Toutefois, ces dernières années, la France a montré un intérêt croissant pour la poursuite des complices de crimes internationaux. L’affaire Lafarge, en particulier, a été un tournant majeur. En 2021, la Cour de cassation française a pris une décision inédite en retenant la responsabilité d’une personne morale, en l’occurrence l’entreprise Lafarge, pour complicité de crimes contre l’humanité commis en Syrie.

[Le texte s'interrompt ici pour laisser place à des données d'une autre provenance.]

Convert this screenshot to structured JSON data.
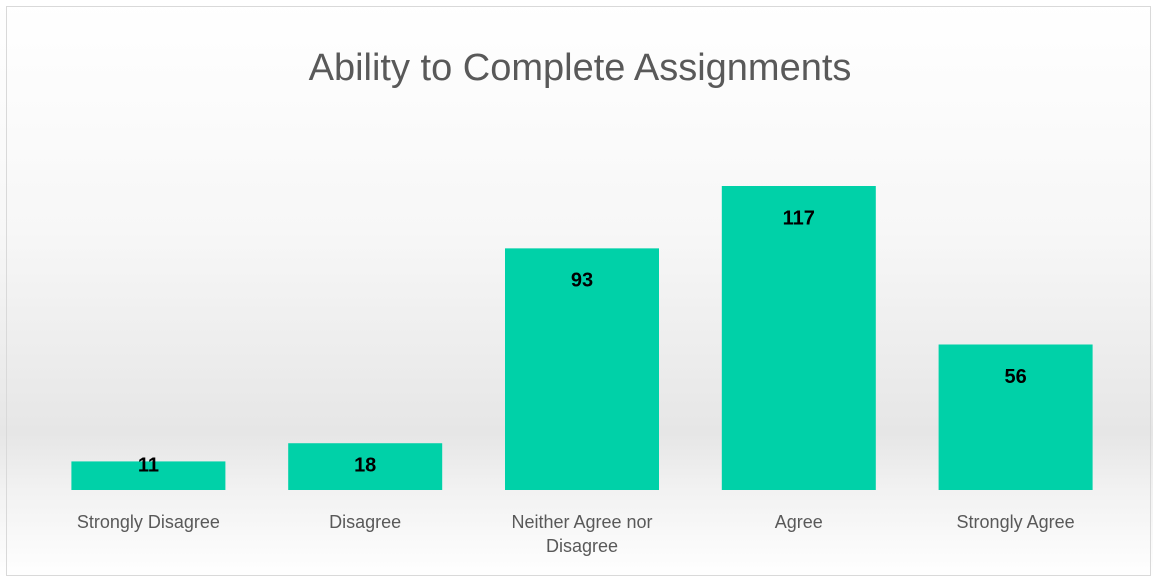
{
  "chart_data": {
    "type": "bar",
    "title": "Ability to Complete Assignments",
    "categories": [
      "Strongly Disagree",
      "Disagree",
      "Neither Agree nor Disagree",
      "Agree",
      "Strongly Agree"
    ],
    "values": [
      11,
      18,
      93,
      117,
      56
    ],
    "color": "#00d1a8"
  }
}
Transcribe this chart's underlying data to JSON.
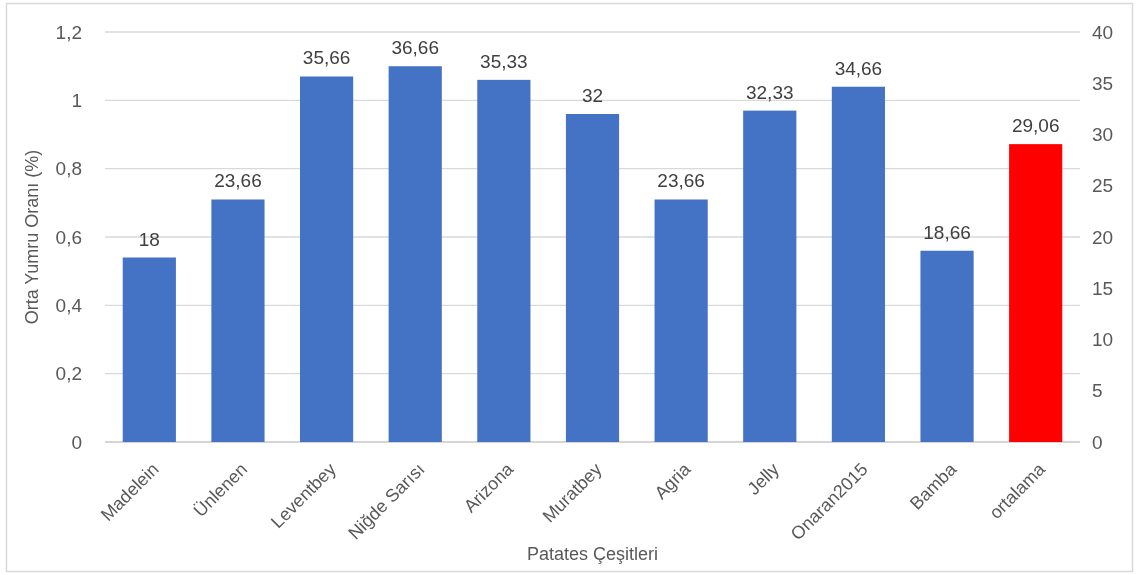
{
  "chart_data": {
    "type": "bar",
    "xlabel": "Patates Çeşitleri",
    "ylabel": "Orta Yumru Oranı (%)",
    "categories": [
      "Madelein",
      "Ünlenen",
      "Leventbey",
      "Niğde Sarısı",
      "Arizona",
      "Muratbey",
      "Agria",
      "Jelly",
      "Onaran2015",
      "Bamba",
      "ortalama"
    ],
    "series": [
      {
        "axis": "y2",
        "values": [
          18,
          23.66,
          35.66,
          36.66,
          35.33,
          32,
          23.66,
          32.33,
          34.66,
          18.66,
          29.06
        ],
        "colors": [
          "#4472c4",
          "#4472c4",
          "#4472c4",
          "#4472c4",
          "#4472c4",
          "#4472c4",
          "#4472c4",
          "#4472c4",
          "#4472c4",
          "#4472c4",
          "#ff0000"
        ],
        "value_labels": [
          "18",
          "23,66",
          "35,66",
          "36,66",
          "35,33",
          "32",
          "23,66",
          "32,33",
          "34,66",
          "18,66",
          "29,06"
        ]
      }
    ],
    "ylim": [
      0,
      1.2
    ],
    "yticks": [
      0,
      {
        "value": 0.2,
        "label": "0,2"
      },
      {
        "value": 0.4,
        "label": "0,4"
      },
      {
        "value": 0.6,
        "label": "0,6"
      },
      {
        "value": 0.8,
        "label": "0,8"
      },
      1,
      {
        "value": 1.2,
        "label": "1,2"
      }
    ],
    "y2lim": [
      0,
      40
    ],
    "y2ticks": [
      0,
      5,
      10,
      15,
      20,
      25,
      30,
      35,
      40
    ],
    "grid": "y"
  }
}
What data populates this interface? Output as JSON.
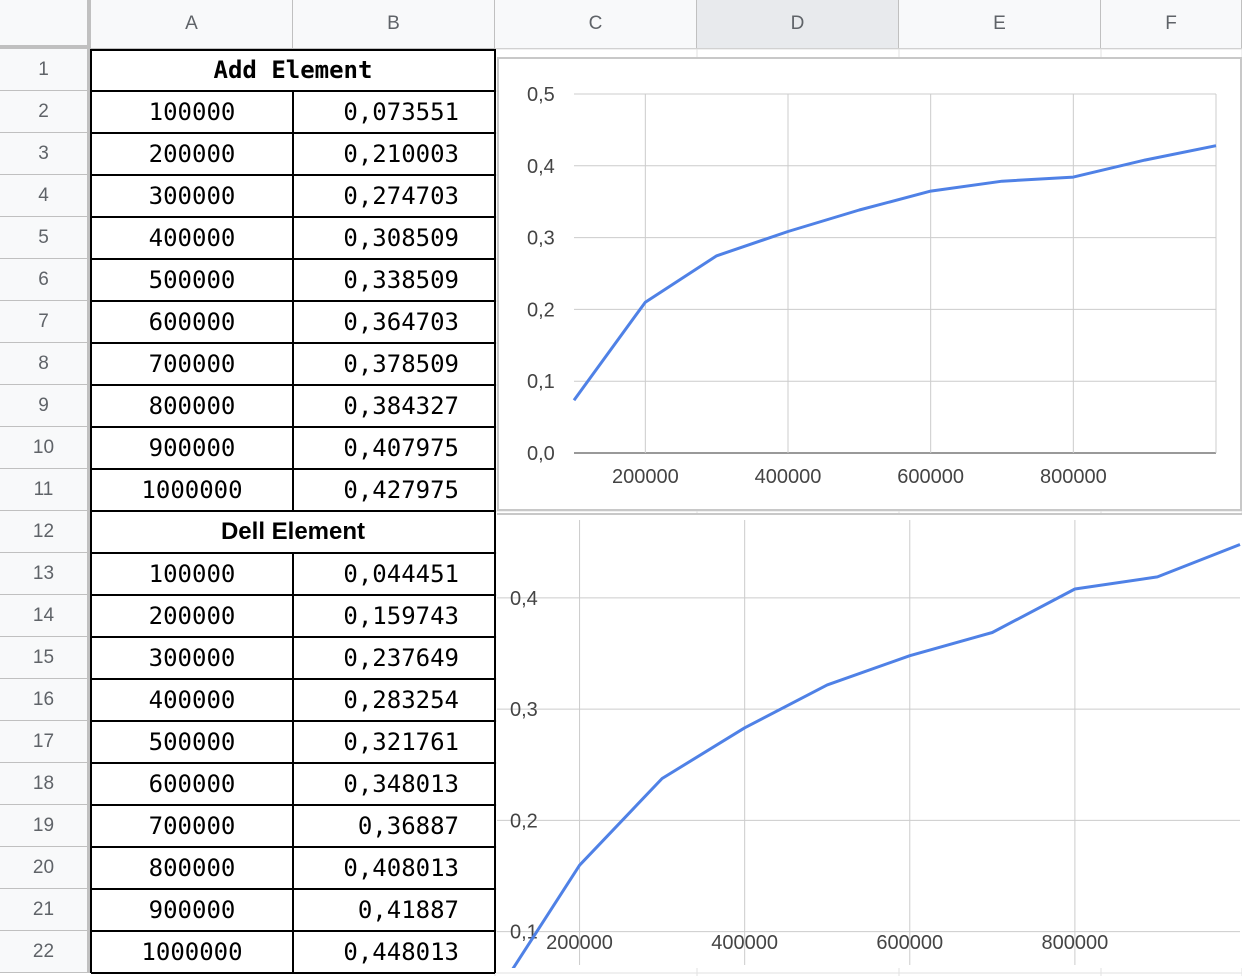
{
  "columns": [
    "A",
    "B",
    "C",
    "D",
    "E",
    "F"
  ],
  "selected_column": "D",
  "rows": [
    "1",
    "2",
    "3",
    "4",
    "5",
    "6",
    "7",
    "8",
    "9",
    "10",
    "11",
    "12",
    "13",
    "14",
    "15",
    "16",
    "17",
    "18",
    "19",
    "20",
    "21",
    "22"
  ],
  "table": {
    "add_title": "Add Element",
    "add_rows": [
      [
        "100000",
        "0,073551"
      ],
      [
        "200000",
        "0,210003"
      ],
      [
        "300000",
        "0,274703"
      ],
      [
        "400000",
        "0,308509"
      ],
      [
        "500000",
        "0,338509"
      ],
      [
        "600000",
        "0,364703"
      ],
      [
        "700000",
        "0,378509"
      ],
      [
        "800000",
        "0,384327"
      ],
      [
        "900000",
        "0,407975"
      ],
      [
        "1000000",
        "0,427975"
      ]
    ],
    "dell_title": "Dell Element",
    "dell_rows": [
      [
        "100000",
        "0,044451"
      ],
      [
        "200000",
        "0,159743"
      ],
      [
        "300000",
        "0,237649"
      ],
      [
        "400000",
        "0,283254"
      ],
      [
        "500000",
        "0,321761"
      ],
      [
        "600000",
        "0,348013"
      ],
      [
        "700000",
        "0,36887"
      ],
      [
        "800000",
        "0,408013"
      ],
      [
        "900000",
        "0,41887"
      ],
      [
        "1000000",
        "0,448013"
      ]
    ]
  },
  "colors": {
    "line": "#4f81e6",
    "grid": "#cccccc",
    "header_bg": "#f8f9fa"
  },
  "chart_data": [
    {
      "type": "line",
      "x": [
        100000,
        200000,
        300000,
        400000,
        500000,
        600000,
        700000,
        800000,
        900000,
        1000000
      ],
      "series": [
        {
          "values": [
            0.073551,
            0.210003,
            0.274703,
            0.308509,
            0.338509,
            0.364703,
            0.378509,
            0.384327,
            0.407975,
            0.427975
          ]
        }
      ],
      "x_ticks": [
        200000,
        400000,
        600000,
        800000
      ],
      "x_tick_labels": [
        "200000",
        "400000",
        "600000",
        "800000"
      ],
      "y_ticks": [
        0,
        0.1,
        0.2,
        0.3,
        0.4,
        0.5
      ],
      "y_tick_labels": [
        "0,0",
        "0,1",
        "0,2",
        "0,3",
        "0,4",
        "0,5"
      ],
      "xlim": [
        100000,
        1000000
      ],
      "ylim": [
        0,
        0.5
      ],
      "grid": true,
      "title": "",
      "xlabel": "",
      "ylabel": ""
    },
    {
      "type": "line",
      "x": [
        100000,
        200000,
        300000,
        400000,
        500000,
        600000,
        700000,
        800000,
        900000,
        1000000
      ],
      "series": [
        {
          "values": [
            0.044451,
            0.159743,
            0.237649,
            0.283254,
            0.321761,
            0.348013,
            0.36887,
            0.408013,
            0.41887,
            0.448013
          ]
        }
      ],
      "x_ticks": [
        200000,
        400000,
        600000,
        800000
      ],
      "x_tick_labels": [
        "200000",
        "400000",
        "600000",
        "800000"
      ],
      "y_ticks": [
        0.1,
        0.2,
        0.3,
        0.4
      ],
      "y_tick_labels": [
        "0,1",
        "0,2",
        "0,3",
        "0,4"
      ],
      "xlim": [
        100000,
        1000000
      ],
      "ylim": [
        0.07,
        0.47
      ],
      "grid": true,
      "title": "",
      "xlabel": "",
      "ylabel": ""
    }
  ]
}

Cette décision marque une innovation juridique majeure car elle étend la responsabilité pénale au-delà des individus physiques, ce que même la Cour pénale internationale (CPI) n’a pas encore fait. Cette reconnaissance de la complicité des entreprises dans les crimes internationaux est novatrice et reflète une prise de conscience croissante de l’importance du rôle du financement dans la réalisation de ces crimes. Les entreprises, par leurs ressources financières, logistiques ou technologiques peuvent faciliter la commission de crimes à grande échelle, même si a priori, elles ne sont pas directement impliquées dans ces actes criminels. La France montre ainsi la voie, du moins en Europe, vers une responsabilisation des entités économiques dans la chaîne de commission des crimes internationaux.